Michael Stamm
Heat and Drought Effects on the Oil Formation of Southern Great Plains Winter Canola
2016 USDA-NIFA Integrated Award
Principal Investigators and affiliations:
PI: Mr. Michael Stamm (Kansas State University )
Co-PI: Dr. Sangamesh Angadi (New Mexico State University)
Co-PI: Dr. Krishna Jagadish (Kansas State University)
Funded: $149,999
Start Date: 9/01/2016
End Date: 8/31/2018
The long-term goals of this project are to enhance national energy security through the development of a bio-based canola economy, promote sustainable production of wheat and canola through crop rotation, and coordinate efficiency of bio energy research and development by establishing canola oil as a potential new energy source.
Objectives
- Quantify drought and heat stress impacts on the formation and quality of oil in canola seeds.
- Identify cultivars that produce greater oil content and oil yield under challenging weather conditions.
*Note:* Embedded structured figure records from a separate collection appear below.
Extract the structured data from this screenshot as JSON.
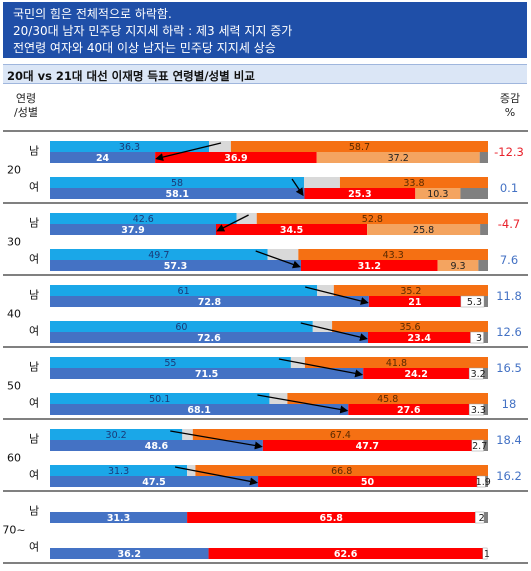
{
  "banner": {
    "line1": "국민의 힘은 전체적으로 하락함.",
    "line2": "20/30대 남자 민주당 지지세 하락 : 제3 세력 지지 증가",
    "line3": "전연령 여자와 40대 이상 남자는 민주당 지지세 상승"
  },
  "subtitle": "20대 vs 21대 대선 이재명 득표 연령별/성별 비교",
  "headers": {
    "age_line1": "연령",
    "age_line2": "/성별",
    "change_line1": "증감",
    "change_line2": "%"
  },
  "colors": {
    "prev_dem": "#1aa7e8",
    "prev_other": "#d9d9d9",
    "prev_ppp": "#f57013",
    "cur_dem": "#4472c4",
    "cur_ppp": "#ff0000",
    "cur_other": "#f4a460",
    "cur_gray": "#808080",
    "neg_text": "#e8212b",
    "pos_text": "#4472c4"
  },
  "chart_data": {
    "type": "bar",
    "orientation": "horizontal",
    "stacked": true,
    "groups": [
      {
        "age": "20",
        "rows": [
          {
            "gender": "남",
            "prev": [
              36.3,
              58.7
            ],
            "cur": [
              24,
              36.9,
              37.2
            ],
            "change": "-12.3"
          },
          {
            "gender": "여",
            "prev": [
              58,
              33.8
            ],
            "cur": [
              58.1,
              25.3,
              10.3
            ],
            "change": "0.1"
          }
        ]
      },
      {
        "age": "30",
        "rows": [
          {
            "gender": "남",
            "prev": [
              42.6,
              52.8
            ],
            "cur": [
              37.9,
              34.5,
              25.8
            ],
            "change": "-4.7"
          },
          {
            "gender": "여",
            "prev": [
              49.7,
              43.3
            ],
            "cur": [
              57.3,
              31.2,
              9.3
            ],
            "change": "7.6"
          }
        ]
      },
      {
        "age": "40",
        "rows": [
          {
            "gender": "남",
            "prev": [
              61,
              35.2
            ],
            "cur": [
              72.8,
              21,
              5.3
            ],
            "change": "11.8"
          },
          {
            "gender": "여",
            "prev": [
              60,
              35.6
            ],
            "cur": [
              72.6,
              23.4,
              3
            ],
            "change": "12.6"
          }
        ]
      },
      {
        "age": "50",
        "rows": [
          {
            "gender": "남",
            "prev": [
              55,
              41.8
            ],
            "cur": [
              71.5,
              24.2,
              3.2
            ],
            "change": "16.5"
          },
          {
            "gender": "여",
            "prev": [
              50.1,
              45.8
            ],
            "cur": [
              68.1,
              27.6,
              3.3
            ],
            "change": "18"
          }
        ]
      },
      {
        "age": "60",
        "rows": [
          {
            "gender": "남",
            "prev": [
              30.2,
              67.4
            ],
            "cur": [
              48.6,
              47.7,
              2.7
            ],
            "change": "18.4"
          },
          {
            "gender": "여",
            "prev": [
              31.3,
              66.8
            ],
            "cur": [
              47.5,
              50,
              1.9
            ],
            "change": "16.2"
          }
        ]
      },
      {
        "age": "70~",
        "rows": [
          {
            "gender": "남",
            "prev": null,
            "cur": [
              31.3,
              65.8,
              2
            ],
            "change": ""
          },
          {
            "gender": "여",
            "prev": null,
            "cur": [
              36.2,
              62.6,
              1
            ],
            "change": ""
          }
        ]
      }
    ]
  }
}
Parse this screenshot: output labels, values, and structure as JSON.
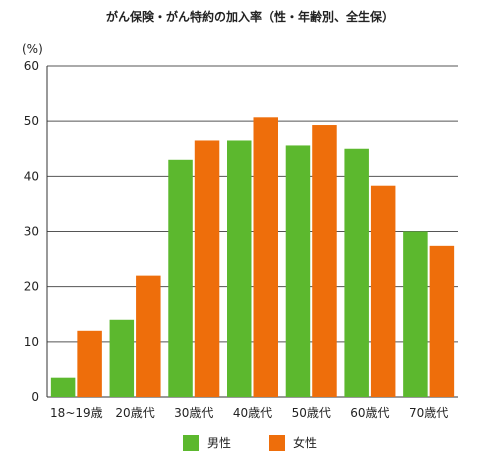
{
  "chart_data": {
    "type": "bar",
    "title": "がん保険・がん特約の加入率（性・年齢別、全生保）",
    "ylabel": "(%)",
    "xlabel": "",
    "ylim": [
      0,
      60
    ],
    "yticks": [
      0,
      10,
      20,
      30,
      40,
      50,
      60
    ],
    "categories": [
      "18~19歳",
      "20歳代",
      "30歳代",
      "40歳代",
      "50歳代",
      "60歳代",
      "70歳代"
    ],
    "series": [
      {
        "name": "男性",
        "color": "#5cb82e",
        "values": [
          3.5,
          14.0,
          43.0,
          46.5,
          45.6,
          45.0,
          30.0
        ]
      },
      {
        "name": "女性",
        "color": "#ee6e0b",
        "values": [
          12.0,
          22.0,
          46.5,
          50.7,
          49.3,
          38.3,
          27.4
        ]
      }
    ],
    "grid": true,
    "legend_position": "bottom"
  }
}
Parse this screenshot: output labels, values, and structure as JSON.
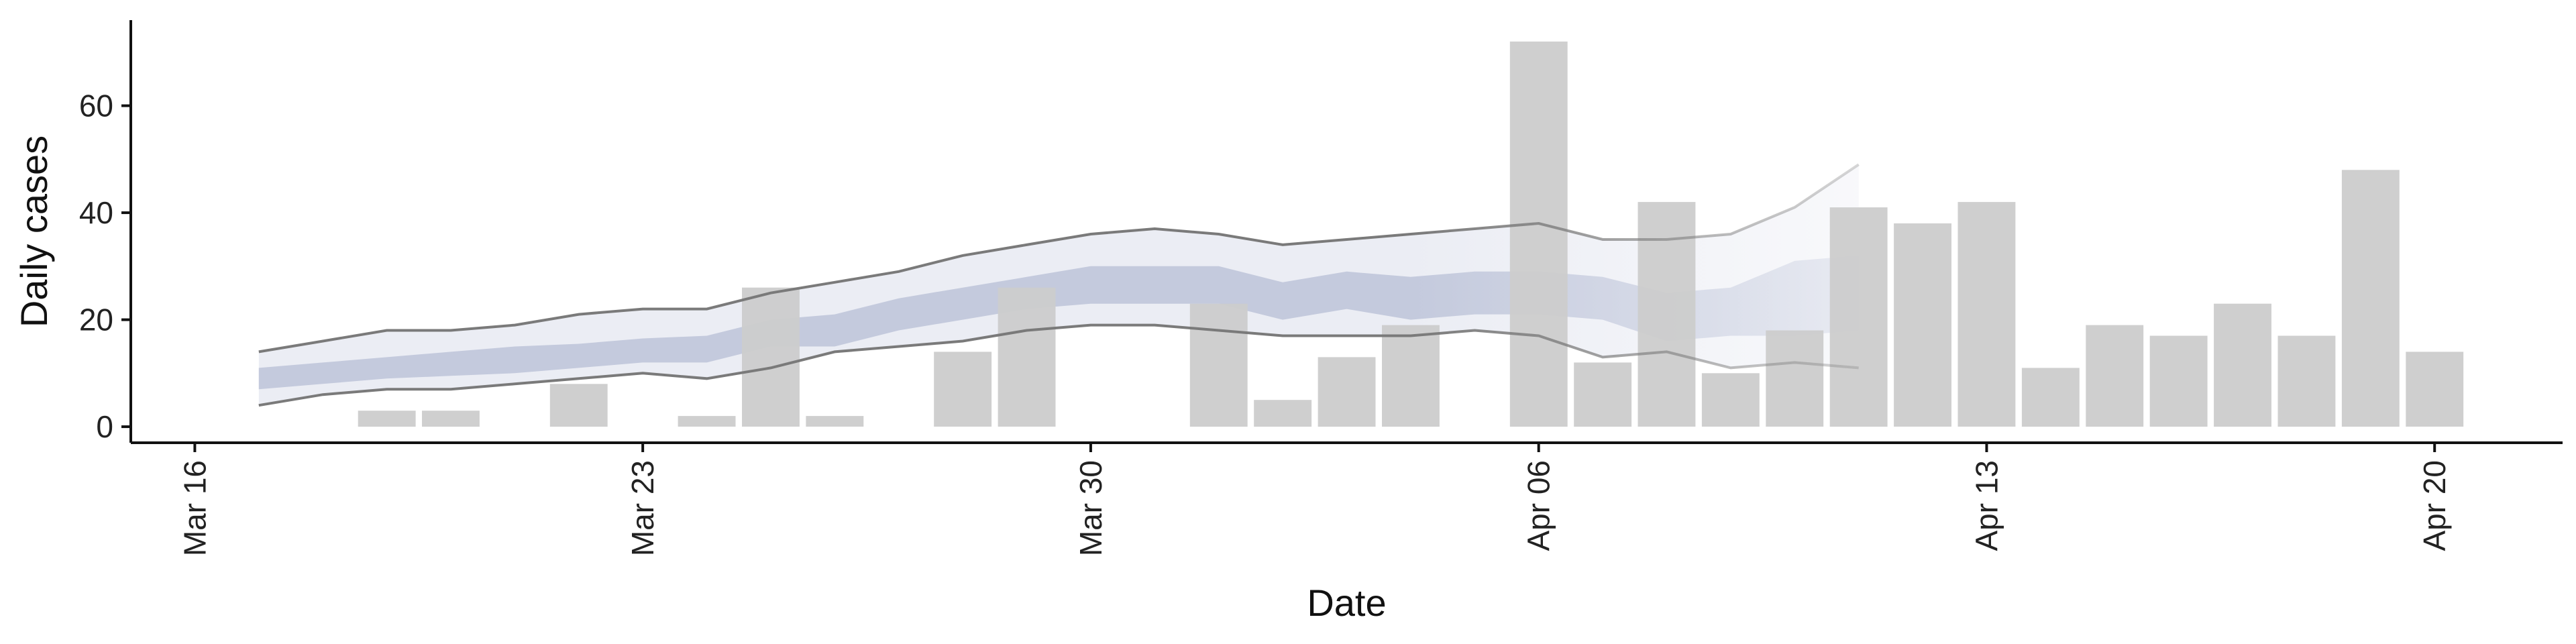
{
  "chart_data": {
    "type": "bar",
    "xlabel": "Date",
    "ylabel": "Daily cases",
    "ylim": [
      -3,
      76
    ],
    "yticks": [
      0,
      20,
      40,
      60
    ],
    "xlim": [
      "2020-03-15",
      "2020-04-22"
    ],
    "xticks": [
      {
        "date": "2020-03-16",
        "label": "Mar 16"
      },
      {
        "date": "2020-03-23",
        "label": "Mar 23"
      },
      {
        "date": "2020-03-30",
        "label": "Mar 30"
      },
      {
        "date": "2020-04-06",
        "label": "Apr 06"
      },
      {
        "date": "2020-04-13",
        "label": "Apr 13"
      },
      {
        "date": "2020-04-20",
        "label": "Apr 20"
      }
    ],
    "grid": false,
    "bars": [
      {
        "date": "2020-03-19",
        "value": 3
      },
      {
        "date": "2020-03-20",
        "value": 3
      },
      {
        "date": "2020-03-22",
        "value": 8
      },
      {
        "date": "2020-03-24",
        "value": 2
      },
      {
        "date": "2020-03-25",
        "value": 26
      },
      {
        "date": "2020-03-26",
        "value": 2
      },
      {
        "date": "2020-03-28",
        "value": 14
      },
      {
        "date": "2020-03-29",
        "value": 26
      },
      {
        "date": "2020-04-01",
        "value": 23
      },
      {
        "date": "2020-04-02",
        "value": 5
      },
      {
        "date": "2020-04-03",
        "value": 13
      },
      {
        "date": "2020-04-04",
        "value": 19
      },
      {
        "date": "2020-04-06",
        "value": 72
      },
      {
        "date": "2020-04-07",
        "value": 12
      },
      {
        "date": "2020-04-08",
        "value": 42
      },
      {
        "date": "2020-04-09",
        "value": 10
      },
      {
        "date": "2020-04-10",
        "value": 18
      },
      {
        "date": "2020-04-11",
        "value": 41
      },
      {
        "date": "2020-04-12",
        "value": 38
      },
      {
        "date": "2020-04-13",
        "value": 42
      },
      {
        "date": "2020-04-14",
        "value": 11
      },
      {
        "date": "2020-04-15",
        "value": 19
      },
      {
        "date": "2020-04-16",
        "value": 17
      },
      {
        "date": "2020-04-17",
        "value": 23
      },
      {
        "date": "2020-04-18",
        "value": 17
      },
      {
        "date": "2020-04-19",
        "value": 48
      },
      {
        "date": "2020-04-20",
        "value": 14
      }
    ],
    "ribbon_dates": [
      "2020-03-17",
      "2020-03-18",
      "2020-03-19",
      "2020-03-20",
      "2020-03-21",
      "2020-03-22",
      "2020-03-23",
      "2020-03-24",
      "2020-03-25",
      "2020-03-26",
      "2020-03-27",
      "2020-03-28",
      "2020-03-29",
      "2020-03-30",
      "2020-03-31",
      "2020-04-01",
      "2020-04-02",
      "2020-04-03",
      "2020-04-04",
      "2020-04-05",
      "2020-04-06",
      "2020-04-07",
      "2020-04-08",
      "2020-04-09",
      "2020-04-10",
      "2020-04-11"
    ],
    "outer_upper": [
      14,
      16,
      18,
      18,
      19,
      21,
      22,
      22,
      25,
      27,
      29,
      32,
      34,
      36,
      37,
      36,
      34,
      35,
      36,
      37,
      38,
      35,
      35,
      36,
      41,
      49
    ],
    "outer_lower": [
      4,
      6,
      7,
      7,
      8,
      9,
      10,
      9,
      11,
      14,
      15,
      16,
      18,
      19,
      19,
      18,
      17,
      17,
      17,
      18,
      17,
      13,
      14,
      11,
      12,
      11
    ],
    "inner_upper": [
      11,
      12,
      13,
      14,
      15,
      15.5,
      16.5,
      17,
      20,
      21,
      24,
      26,
      28,
      30,
      30,
      30,
      27,
      29,
      28,
      29,
      29,
      28,
      25,
      26,
      31,
      32
    ],
    "inner_lower": [
      7,
      8,
      9,
      9.5,
      10,
      11,
      12,
      12,
      15,
      15,
      18,
      20,
      22,
      23,
      23,
      23,
      20,
      22,
      20,
      21,
      21,
      20,
      16,
      17,
      17,
      18
    ],
    "colors": {
      "bar": "#cccccc",
      "outer_band": "#ebedf4",
      "inner_band": "#c4cadd",
      "bound_line": "#7a7a7a",
      "axis": "#111111"
    }
  }
}
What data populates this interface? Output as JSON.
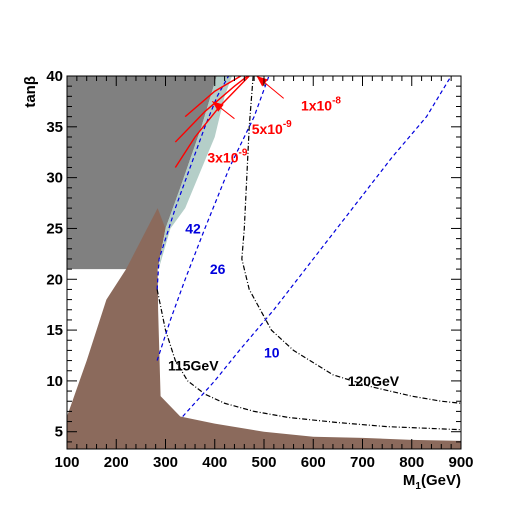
{
  "chart_data": {
    "type": "line",
    "title": "",
    "xlabel": "M",
    "xlabel_sub": "1",
    "xlabel_unit": "(GeV)",
    "ylabel": "tan",
    "ylabel_greek": "β",
    "xlim": [
      100,
      900
    ],
    "ylim": [
      3.3,
      40
    ],
    "x_ticks": [
      100,
      200,
      300,
      400,
      500,
      600,
      700,
      800,
      900
    ],
    "y_ticks": [
      5,
      10,
      15,
      20,
      25,
      30,
      35,
      40
    ],
    "x_tick_labels": [
      "100",
      "200",
      "300",
      "400",
      "500",
      "600",
      "700",
      "800",
      "900"
    ],
    "y_tick_labels": [
      "5",
      "10",
      "15",
      "20",
      "25",
      "30",
      "35",
      "40"
    ],
    "regions": [
      {
        "key": "excluded_gray",
        "color": "#808080",
        "points": [
          [
            100,
            3.3
          ],
          [
            100,
            40
          ],
          [
            404,
            40
          ],
          [
            373,
            35
          ],
          [
            330,
            29
          ],
          [
            300,
            25
          ],
          [
            284,
            21
          ],
          [
            100,
            21
          ]
        ]
      },
      {
        "key": "excluded_brown",
        "color": "#8b6a5c",
        "points": [
          [
            100,
            3.3
          ],
          [
            100,
            6.5
          ],
          [
            140,
            12
          ],
          [
            180,
            18
          ],
          [
            220,
            21
          ],
          [
            268,
            25.5
          ],
          [
            284,
            27
          ],
          [
            300,
            25
          ],
          [
            284,
            21
          ],
          [
            285,
            17
          ],
          [
            290,
            8.5
          ],
          [
            330,
            6.5
          ],
          [
            400,
            5.8
          ],
          [
            500,
            5
          ],
          [
            600,
            4.5
          ],
          [
            700,
            4.4
          ],
          [
            800,
            4.2
          ],
          [
            900,
            4.1
          ],
          [
            900,
            3.3
          ]
        ]
      },
      {
        "key": "allowed_teal",
        "color": "#b4cec8",
        "points": [
          [
            300,
            25
          ],
          [
            330,
            29
          ],
          [
            373,
            35
          ],
          [
            404,
            40
          ],
          [
            435,
            40
          ],
          [
            420,
            38
          ],
          [
            400,
            34
          ],
          [
            370,
            30.5
          ],
          [
            340,
            27
          ],
          [
            310,
            25
          ],
          [
            285,
            20.8
          ]
        ]
      }
    ],
    "series": [
      {
        "key": "mh115",
        "color": "#000000",
        "dash": "dashdot",
        "points": [
          [
            283,
            19
          ],
          [
            300,
            15
          ],
          [
            320,
            12
          ],
          [
            345,
            10
          ],
          [
            380,
            8.7
          ],
          [
            420,
            7.8
          ],
          [
            480,
            7
          ],
          [
            550,
            6.4
          ],
          [
            650,
            5.9
          ],
          [
            750,
            5.5
          ],
          [
            850,
            5.3
          ],
          [
            900,
            5.2
          ]
        ]
      },
      {
        "key": "mh120",
        "color": "#000000",
        "dash": "dashdot",
        "points": [
          [
            478,
            40
          ],
          [
            470,
            35
          ],
          [
            465,
            30
          ],
          [
            460,
            25
          ],
          [
            455,
            22
          ],
          [
            470,
            19
          ],
          [
            515,
            15
          ],
          [
            560,
            13
          ],
          [
            640,
            10.6
          ],
          [
            720,
            9.4
          ],
          [
            800,
            8.5
          ],
          [
            860,
            8
          ],
          [
            900,
            7.8
          ]
        ]
      },
      {
        "key": "abund42",
        "color": "#0000dd",
        "dash": "dashed",
        "points": [
          [
            283,
            19
          ],
          [
            287,
            22
          ],
          [
            320,
            27
          ],
          [
            350,
            31
          ],
          [
            380,
            35
          ],
          [
            405,
            38
          ],
          [
            428,
            40
          ]
        ]
      },
      {
        "key": "abund26",
        "color": "#0000dd",
        "dash": "dashed",
        "points": [
          [
            283,
            12
          ],
          [
            310,
            16
          ],
          [
            340,
            20
          ],
          [
            380,
            25
          ],
          [
            430,
            31
          ],
          [
            480,
            36
          ],
          [
            510,
            40
          ]
        ]
      },
      {
        "key": "abund10",
        "color": "#0000dd",
        "dash": "dashed",
        "points": [
          [
            335,
            6.5
          ],
          [
            400,
            10
          ],
          [
            450,
            13
          ],
          [
            520,
            17
          ],
          [
            600,
            22
          ],
          [
            680,
            27
          ],
          [
            760,
            32
          ],
          [
            830,
            36
          ],
          [
            880,
            40
          ]
        ]
      },
      {
        "key": "bsg_3e9",
        "color": "#ff0000",
        "dash": "solid",
        "points": [
          [
            320,
            31
          ],
          [
            360,
            34
          ],
          [
            410,
            37
          ],
          [
            470,
            40
          ]
        ]
      },
      {
        "key": "bsg_5e9",
        "color": "#ff0000",
        "dash": "solid",
        "points": [
          [
            320,
            33.5
          ],
          [
            380,
            36.5
          ],
          [
            440,
            39
          ],
          [
            480,
            40.5
          ]
        ]
      },
      {
        "key": "bsg_1e8",
        "color": "#ff0000",
        "dash": "solid",
        "points": [
          [
            340,
            36
          ],
          [
            400,
            38.5
          ],
          [
            460,
            40.2
          ]
        ]
      }
    ],
    "annotations": [
      {
        "key": "a115",
        "text": "115GeV",
        "color": "#000000",
        "x": 305,
        "y": 11
      },
      {
        "key": "a120",
        "text": "120GeV",
        "color": "#000000",
        "x": 670,
        "y": 9.5
      },
      {
        "key": "a42",
        "text": "42",
        "color": "#0000dd",
        "x": 340,
        "y": 24.5
      },
      {
        "key": "a26",
        "text": "26",
        "color": "#0000dd",
        "x": 390,
        "y": 20.5
      },
      {
        "key": "a10",
        "text": "10",
        "color": "#0000dd",
        "x": 500,
        "y": 12.3
      },
      {
        "key": "a1e8",
        "text": "1x10",
        "sup": "-8",
        "color": "#ff0000",
        "x": 575,
        "y": 36.6
      },
      {
        "key": "a5e9",
        "text": "5x10",
        "sup": "-9",
        "color": "#ff0000",
        "x": 475,
        "y": 34.3
      },
      {
        "key": "a3e9",
        "text": "3x10",
        "sup": "-9",
        "color": "#ff0000",
        "x": 385,
        "y": 31.5
      }
    ],
    "arrows": [
      {
        "key": "arr1",
        "color": "#ff0000",
        "from": [
          540,
          37.8
        ],
        "to": [
          485,
          40
        ]
      },
      {
        "key": "arr2",
        "color": "#ff0000",
        "from": [
          440,
          35.8
        ],
        "to": [
          395,
          37.5
        ]
      }
    ]
  }
}
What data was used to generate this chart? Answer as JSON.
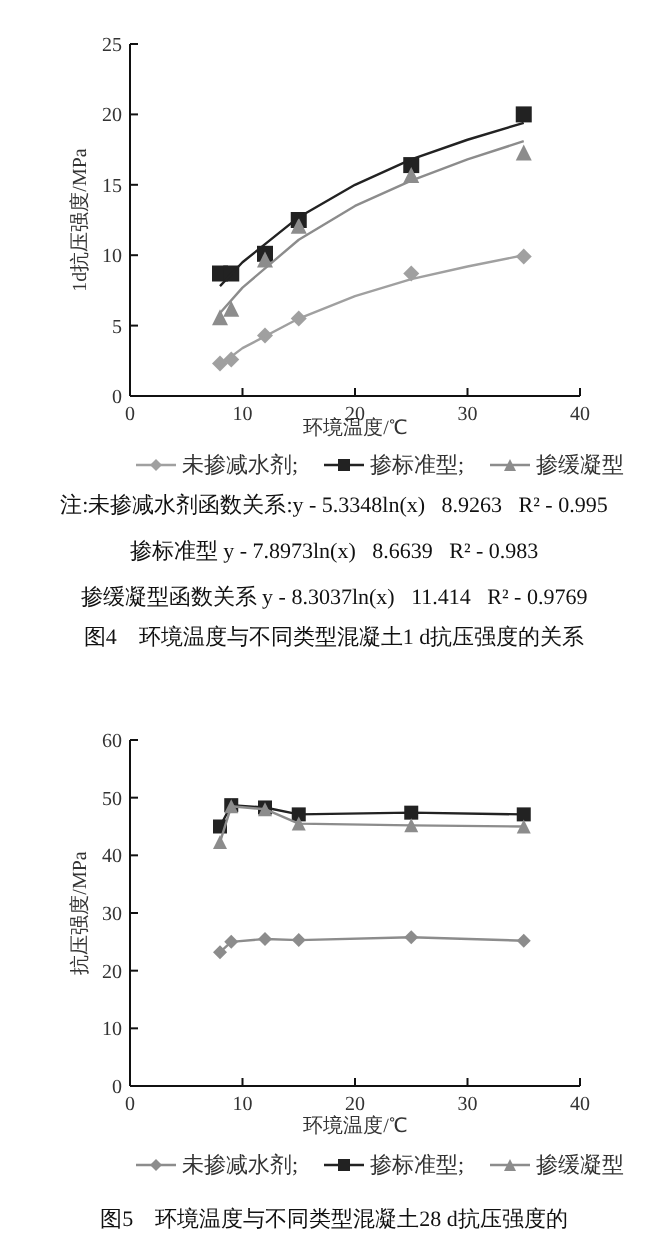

- Endorse best production practices under limited irrigation and dryland conditions that enhance oil formation.
- Managing limited irrigation resources to benefit canola yield, oil content, and oil
yield.
Expected Outcomes
- The advancement of a bio-based canola economy for the USA. Although the biodiesel
industry is lacking in the SGP, a crush market for producers is available within a
relatively close shipping distance. ADM is crushing regionally grown canola at locations
in KS and TX. Demand for canola oil remains high despite declining commodity prices.
- The development of heat and drought resistant canola cultivars that produces great
oil content and oil yield. Crop production will continue to be challenged by climate
change. In order to meet the demands for food and fuel, canola must produce more oil
per acre under warmer and drier conditions. A deliverable will be a screening tool
to identify commercial or experimental cultivars that maintain greater oil content
under stress.
- Sustainable canola acreage growth as a rotation crop with wheat. Documented benefits to a wheat-canola rotation exist. Improved understanding and implementation of best management practices such as harvest management and limited irrigation production will lead to greater comfortability by the producer.